After the positive movement in the dairy industry over the last few weeks due to Woolworths’ decision to abolish $1/L milk, it seems somewhat backward that stories like the one below are being reported following last week's Australian Dairy Conference. Dairy associations across Australia have been trying to get processors to stand up to retailers for years.

However, the power imbalance, predatory pricing behaviour and threats to the continuance of contracts and/or shelf space real estate have left processors in a no-win scenario.

While QDO believes the processors could be doing more to support their farmers, it also acknowledges that the power of the major retailers is a key issue within the value chain that, with the backing of the ACCC report, continues to be swept under the carpet.

Having heavy hitter Saputo enter and expand its portfolio within Australia, may very well signify the change we need to make significant headway towards a sustainable dairy industry.
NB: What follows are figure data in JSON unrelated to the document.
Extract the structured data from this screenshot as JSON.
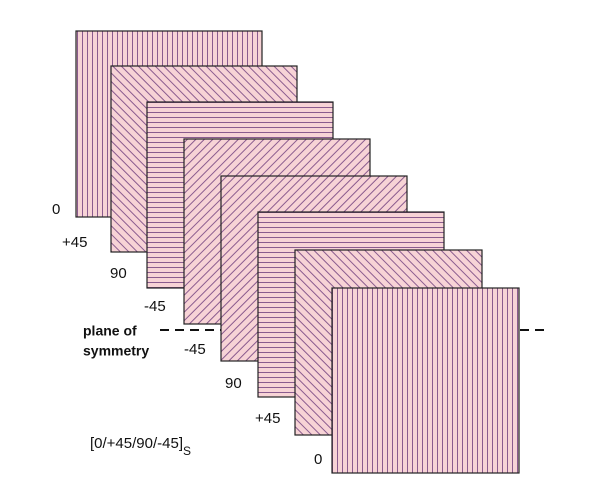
{
  "plies": [
    {
      "label": "0"
    },
    {
      "label": "+45"
    },
    {
      "label": "90"
    },
    {
      "label": "-45"
    },
    {
      "label": "-45"
    },
    {
      "label": "90"
    },
    {
      "label": "+45"
    },
    {
      "label": "0"
    }
  ],
  "symmetry_label": {
    "line1": "plane of",
    "line2": "symmetry"
  },
  "layup": {
    "text": "[0/+45/90/-45]",
    "subscript": "S"
  }
}
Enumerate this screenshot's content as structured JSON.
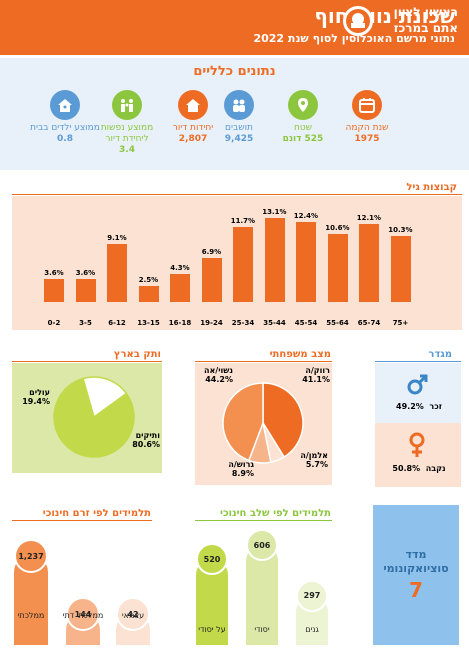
{
  "header": {
    "title": "שכונת נווה חוף",
    "subtitle": "נתוני מרשם האוכלוסין לסוף שנת 2022",
    "logo_line1": "ראשון לציון",
    "logo_line2": "אתם במרכז"
  },
  "general": {
    "title": "נתונים כלליים",
    "stats": [
      {
        "label": "שנת הקמה",
        "value": "1975",
        "icon": "calendar-icon",
        "color": "#ee6b23"
      },
      {
        "label": "שטח",
        "value": "525 דונם",
        "icon": "location-pin-icon",
        "color": "#8cc63f"
      },
      {
        "label": "תושבים",
        "value": "9,425",
        "icon": "people-icon",
        "color": "#5b9bd5"
      },
      {
        "label": "יחידות דיור",
        "value": "2,807",
        "icon": "house-icon",
        "color": "#ee6b23"
      },
      {
        "label": "ממוצע נפשות ליחידת דיור",
        "value": "3.4",
        "icon": "family-icon",
        "color": "#8cc63f"
      },
      {
        "label": "ממוצע ילדים בבית",
        "value": "0.8",
        "icon": "child-house-icon",
        "color": "#5b9bd5"
      }
    ]
  },
  "chart_data": [
    {
      "type": "bar",
      "title": "קבוצות גיל",
      "categories": [
        "0-2",
        "3-5",
        "6-12",
        "13-15",
        "16-18",
        "19-24",
        "25-34",
        "35-44",
        "45-54",
        "55-64",
        "65-74",
        "75+"
      ],
      "values": [
        3.6,
        3.6,
        9.1,
        2.5,
        4.3,
        6.9,
        11.7,
        13.1,
        12.4,
        10.6,
        12.1,
        10.3
      ],
      "labels": [
        "3.6%",
        "3.6%",
        "9.1%",
        "2.5%",
        "4.3%",
        "6.9%",
        "11.7%",
        "13.1%",
        "12.4%",
        "10.6%",
        "12.1%",
        "10.3%"
      ],
      "ylim": [
        0,
        14
      ],
      "color": "#ee6b23"
    },
    {
      "type": "pie",
      "title": "ותק בארץ",
      "slices": [
        {
          "name": "ותיקים",
          "value": 80.6,
          "label": "80.6%",
          "color": "#c2d94a"
        },
        {
          "name": "עולים",
          "value": 19.4,
          "label": "19.4%",
          "color": "#ffffff"
        }
      ]
    },
    {
      "type": "pie",
      "title": "מצב משפחתי",
      "slices": [
        {
          "name": "רווק/ה",
          "value": 41.1,
          "label": "41.1%",
          "color": "#ee6b23"
        },
        {
          "name": "אלמן/ה",
          "value": 5.7,
          "label": "5.7%",
          "color": "#fbe2d2"
        },
        {
          "name": "גרוש/ה",
          "value": 8.9,
          "label": "8.9%",
          "color": "#f5b48a"
        },
        {
          "name": "נשוי/אה",
          "value": 44.2,
          "label": "44.2%",
          "color": "#f39050"
        }
      ]
    },
    {
      "type": "bar",
      "title": "תלמידים לפי זרם חינוכי",
      "categories": [
        "ממלכתי",
        "ממלכתי דתי",
        "עצמאי"
      ],
      "values": [
        1237,
        144,
        42
      ],
      "labels": [
        "1,237",
        "144",
        "42"
      ],
      "colors": [
        "#f39050",
        "#f7b48a",
        "#fbe2d2"
      ]
    },
    {
      "type": "bar",
      "title": "תלמידים לפי שלב חינוכי",
      "categories": [
        "על יסודי",
        "יסודי",
        "גנים"
      ],
      "values": [
        520,
        606,
        297
      ],
      "labels": [
        "520",
        "606",
        "297"
      ],
      "colors": [
        "#c2d94a",
        "#dbe8a8",
        "#edf4d4"
      ]
    }
  ],
  "gender": {
    "title": "מגדר",
    "male_label": "זכר",
    "male_value": "49.2%",
    "female_label": "נקבה",
    "female_value": "50.8%"
  },
  "socio": {
    "title": "מדד סוציואקונומי",
    "value": "7"
  }
}
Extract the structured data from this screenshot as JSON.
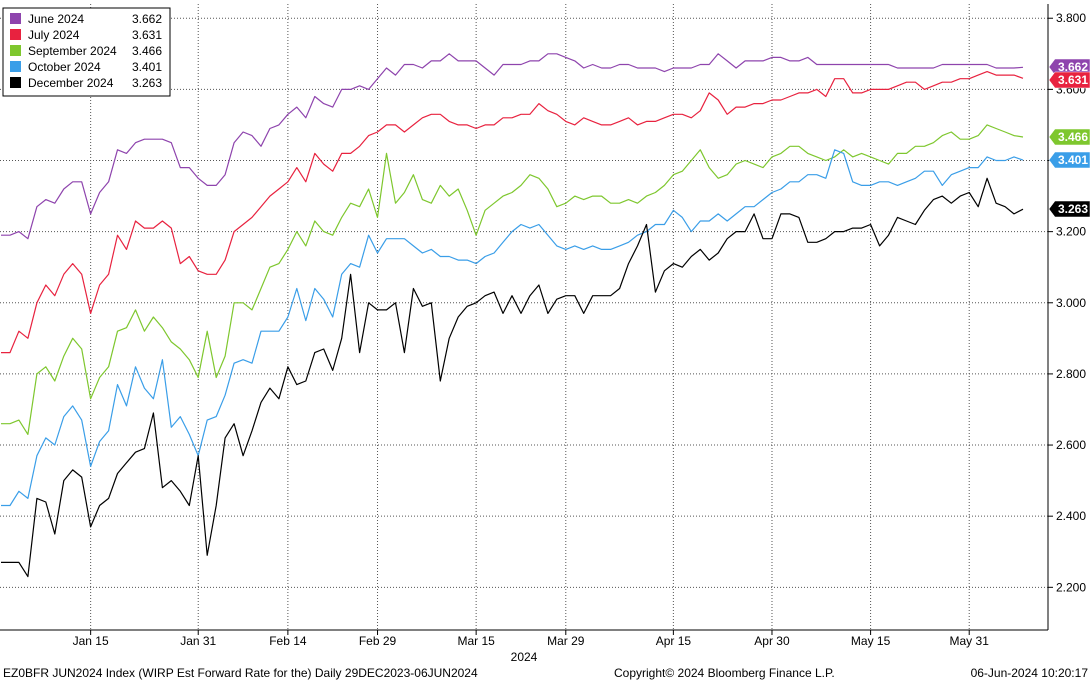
{
  "chart_data": {
    "type": "line",
    "title": "",
    "xlabel": "2024",
    "ylabel": "",
    "ylim": [
      2.08,
      3.84
    ],
    "y_ticks": [
      2.2,
      2.4,
      2.6,
      2.8,
      3.0,
      3.2,
      3.4,
      3.6,
      3.8
    ],
    "y_tick_labels": [
      "2.200",
      "2.400",
      "2.600",
      "2.800",
      "3.000",
      "3.200",
      "3.400",
      "3.600",
      "3.800"
    ],
    "x_tick_labels": [
      "Jan 15",
      "Jan 31",
      "Feb 14",
      "Feb 29",
      "Mar 15",
      "Mar 29",
      "Apr 15",
      "Apr 30",
      "May 15",
      "May 31"
    ],
    "grid": true,
    "legend_position": "top-left",
    "n_points": 115,
    "series": [
      {
        "name": "June 2024",
        "last_label": "3.662",
        "color": "#8e44ad",
        "values": [
          3.19,
          3.19,
          3.2,
          3.18,
          3.27,
          3.29,
          3.28,
          3.32,
          3.34,
          3.34,
          3.25,
          3.31,
          3.34,
          3.43,
          3.42,
          3.45,
          3.46,
          3.46,
          3.46,
          3.45,
          3.38,
          3.38,
          3.35,
          3.33,
          3.33,
          3.36,
          3.45,
          3.48,
          3.47,
          3.44,
          3.49,
          3.5,
          3.53,
          3.55,
          3.52,
          3.58,
          3.56,
          3.55,
          3.6,
          3.6,
          3.61,
          3.6,
          3.63,
          3.66,
          3.64,
          3.67,
          3.67,
          3.66,
          3.68,
          3.68,
          3.7,
          3.68,
          3.68,
          3.68,
          3.66,
          3.64,
          3.67,
          3.67,
          3.67,
          3.68,
          3.68,
          3.7,
          3.7,
          3.69,
          3.68,
          3.66,
          3.67,
          3.66,
          3.66,
          3.67,
          3.67,
          3.66,
          3.66,
          3.66,
          3.65,
          3.66,
          3.66,
          3.66,
          3.67,
          3.67,
          3.7,
          3.68,
          3.66,
          3.68,
          3.68,
          3.68,
          3.69,
          3.69,
          3.68,
          3.68,
          3.69,
          3.67,
          3.67,
          3.67,
          3.67,
          3.67,
          3.67,
          3.67,
          3.67,
          3.67,
          3.66,
          3.66,
          3.66,
          3.66,
          3.66,
          3.67,
          3.67,
          3.67,
          3.67,
          3.67,
          3.67,
          3.66,
          3.66,
          3.66,
          3.662
        ]
      },
      {
        "name": "July 2024",
        "last_label": "3.631",
        "color": "#e8223f",
        "values": [
          2.86,
          2.86,
          2.92,
          2.9,
          3.0,
          3.05,
          3.02,
          3.08,
          3.11,
          3.08,
          2.97,
          3.05,
          3.08,
          3.19,
          3.15,
          3.23,
          3.21,
          3.21,
          3.23,
          3.21,
          3.11,
          3.13,
          3.09,
          3.08,
          3.08,
          3.12,
          3.2,
          3.22,
          3.24,
          3.27,
          3.3,
          3.32,
          3.34,
          3.38,
          3.34,
          3.42,
          3.39,
          3.37,
          3.42,
          3.42,
          3.44,
          3.47,
          3.48,
          3.5,
          3.5,
          3.48,
          3.5,
          3.52,
          3.53,
          3.53,
          3.51,
          3.5,
          3.5,
          3.49,
          3.5,
          3.5,
          3.52,
          3.52,
          3.53,
          3.53,
          3.56,
          3.54,
          3.53,
          3.51,
          3.5,
          3.52,
          3.51,
          3.5,
          3.5,
          3.51,
          3.52,
          3.5,
          3.51,
          3.51,
          3.52,
          3.53,
          3.53,
          3.52,
          3.54,
          3.59,
          3.57,
          3.53,
          3.55,
          3.55,
          3.56,
          3.56,
          3.57,
          3.57,
          3.58,
          3.59,
          3.59,
          3.6,
          3.58,
          3.63,
          3.63,
          3.59,
          3.59,
          3.6,
          3.6,
          3.6,
          3.61,
          3.62,
          3.62,
          3.6,
          3.61,
          3.62,
          3.62,
          3.63,
          3.63,
          3.64,
          3.65,
          3.64,
          3.64,
          3.64,
          3.631
        ]
      },
      {
        "name": "September 2024",
        "last_label": "3.466",
        "color": "#7ec72e",
        "values": [
          2.66,
          2.66,
          2.67,
          2.63,
          2.8,
          2.82,
          2.78,
          2.85,
          2.9,
          2.87,
          2.73,
          2.79,
          2.82,
          2.92,
          2.93,
          2.98,
          2.92,
          2.96,
          2.93,
          2.89,
          2.87,
          2.84,
          2.79,
          2.92,
          2.79,
          2.85,
          3.0,
          3.0,
          2.98,
          3.04,
          3.1,
          3.11,
          3.15,
          3.2,
          3.16,
          3.23,
          3.2,
          3.19,
          3.24,
          3.28,
          3.27,
          3.32,
          3.24,
          3.42,
          3.28,
          3.31,
          3.36,
          3.29,
          3.28,
          3.33,
          3.3,
          3.32,
          3.26,
          3.19,
          3.26,
          3.28,
          3.3,
          3.31,
          3.33,
          3.36,
          3.35,
          3.32,
          3.27,
          3.28,
          3.3,
          3.29,
          3.3,
          3.3,
          3.28,
          3.28,
          3.29,
          3.28,
          3.3,
          3.31,
          3.33,
          3.36,
          3.37,
          3.4,
          3.43,
          3.38,
          3.35,
          3.36,
          3.39,
          3.4,
          3.39,
          3.38,
          3.41,
          3.42,
          3.44,
          3.44,
          3.42,
          3.41,
          3.4,
          3.41,
          3.43,
          3.41,
          3.42,
          3.41,
          3.4,
          3.39,
          3.42,
          3.42,
          3.44,
          3.44,
          3.45,
          3.47,
          3.48,
          3.46,
          3.46,
          3.47,
          3.5,
          3.49,
          3.48,
          3.47,
          3.466
        ]
      },
      {
        "name": "October 2024",
        "last_label": "3.401",
        "color": "#3a9ee8",
        "values": [
          2.43,
          2.43,
          2.47,
          2.45,
          2.57,
          2.62,
          2.6,
          2.68,
          2.71,
          2.67,
          2.54,
          2.61,
          2.64,
          2.77,
          2.71,
          2.82,
          2.76,
          2.73,
          2.84,
          2.65,
          2.68,
          2.63,
          2.57,
          2.67,
          2.68,
          2.74,
          2.83,
          2.84,
          2.83,
          2.92,
          2.92,
          2.92,
          2.96,
          3.04,
          2.95,
          3.04,
          3.01,
          2.96,
          3.08,
          3.11,
          3.1,
          3.19,
          3.14,
          3.18,
          3.18,
          3.18,
          3.16,
          3.14,
          3.15,
          3.13,
          3.13,
          3.12,
          3.12,
          3.11,
          3.13,
          3.14,
          3.17,
          3.2,
          3.22,
          3.21,
          3.22,
          3.19,
          3.16,
          3.15,
          3.16,
          3.15,
          3.16,
          3.15,
          3.15,
          3.16,
          3.17,
          3.19,
          3.2,
          3.22,
          3.22,
          3.26,
          3.24,
          3.2,
          3.23,
          3.23,
          3.25,
          3.23,
          3.25,
          3.27,
          3.27,
          3.29,
          3.31,
          3.32,
          3.34,
          3.34,
          3.36,
          3.36,
          3.35,
          3.43,
          3.42,
          3.34,
          3.33,
          3.33,
          3.34,
          3.34,
          3.33,
          3.34,
          3.35,
          3.37,
          3.37,
          3.33,
          3.36,
          3.37,
          3.38,
          3.38,
          3.41,
          3.4,
          3.4,
          3.41,
          3.401
        ]
      },
      {
        "name": "December 2024",
        "last_label": "3.263",
        "color": "#000000",
        "values": [
          2.27,
          2.27,
          2.27,
          2.23,
          2.45,
          2.44,
          2.35,
          2.5,
          2.53,
          2.51,
          2.37,
          2.43,
          2.45,
          2.52,
          2.55,
          2.58,
          2.59,
          2.69,
          2.48,
          2.5,
          2.47,
          2.43,
          2.57,
          2.29,
          2.43,
          2.62,
          2.66,
          2.57,
          2.64,
          2.72,
          2.76,
          2.73,
          2.82,
          2.77,
          2.78,
          2.86,
          2.87,
          2.81,
          2.9,
          3.08,
          2.86,
          3.0,
          2.98,
          2.98,
          3.0,
          2.86,
          3.04,
          2.99,
          3.0,
          2.78,
          2.9,
          2.96,
          2.99,
          3.0,
          3.02,
          3.03,
          2.97,
          3.02,
          2.97,
          3.02,
          3.05,
          2.97,
          3.01,
          3.02,
          3.02,
          2.97,
          3.02,
          3.02,
          3.02,
          3.04,
          3.11,
          3.16,
          3.22,
          3.03,
          3.09,
          3.11,
          3.1,
          3.13,
          3.15,
          3.12,
          3.14,
          3.18,
          3.2,
          3.2,
          3.25,
          3.18,
          3.18,
          3.25,
          3.25,
          3.24,
          3.17,
          3.17,
          3.18,
          3.2,
          3.2,
          3.21,
          3.21,
          3.22,
          3.16,
          3.19,
          3.24,
          3.23,
          3.22,
          3.26,
          3.29,
          3.3,
          3.28,
          3.3,
          3.31,
          3.27,
          3.35,
          3.28,
          3.27,
          3.25,
          3.263
        ]
      }
    ]
  },
  "footer": {
    "left": "EZ0BFR JUN2024 Index (WIRP Est Forward Rate for the)  Daily 29DEC2023-06JUN2024",
    "center": "Copyright© 2024 Bloomberg Finance L.P.",
    "right": "06-Jun-2024 10:20:17"
  }
}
Please read the article published this week in the Weekly Times below.

Dairy processors believe they need to get tougher when dealing with powerful supermarket chains.


Saputo chief executive Lino Saputo told the Australian Dairy Conference in Canberra last week processors had a responsibility to demand the real value of dairy products when negotiating with retailers to ensure a fair return at all stages of the value chain.

“I go back to Murray Goulburn agreeing to a contract for $1 a-litre milk,” Mr Saputo said.

“It doesn’t make any f … ing sense.

“When you think about $1.10 milk, it isn’t enough. All the 10 cents should go to the dairy farmer.

“Milk at $1.10 (a litre) doesn’t make any sense when you buy water for $3 a litre or soda pop at $4 a litre and those Powerades and Gatorades at $5 a litre.

“It doesn’t make sense when you look at all that work that goes into producing that milk and processing that milk and get it to shelves to sell it for $1 a litre.

“We have a responsibility as processors to be responsible when we are negotiating with the retailers to demand what is the real value for dairy products.”

Bega Cheese chief executive Paul van Heerwaarden said similar arguments could be made for supermarket branded cheese.

Mr van Heerwaarden said it took 10 litres of milk to manufacture a 1kg block of cheese.

“A block of cheese gets sold for $6. That’s 60 cents a litre,” he said.

“There is a need for us to properly have a conversation with the retailers and drive that (message) through.”

Mr Saputo said that if processors did not have those conversations, it “allows the retailers to believe that is the value of dairy”.

Norco chairman Greg McNamara said the dairy industry was also being degraded by supermarket chains placing drought levies on milk and asking for donations from consumers at check-outs, saying “it devalues everything that we as farmers do”.

“We do not want a generation of welfare recipients,” Mr McNamara said.

“We want a generation of farmers that are business savvy and spend the money in the right spots.”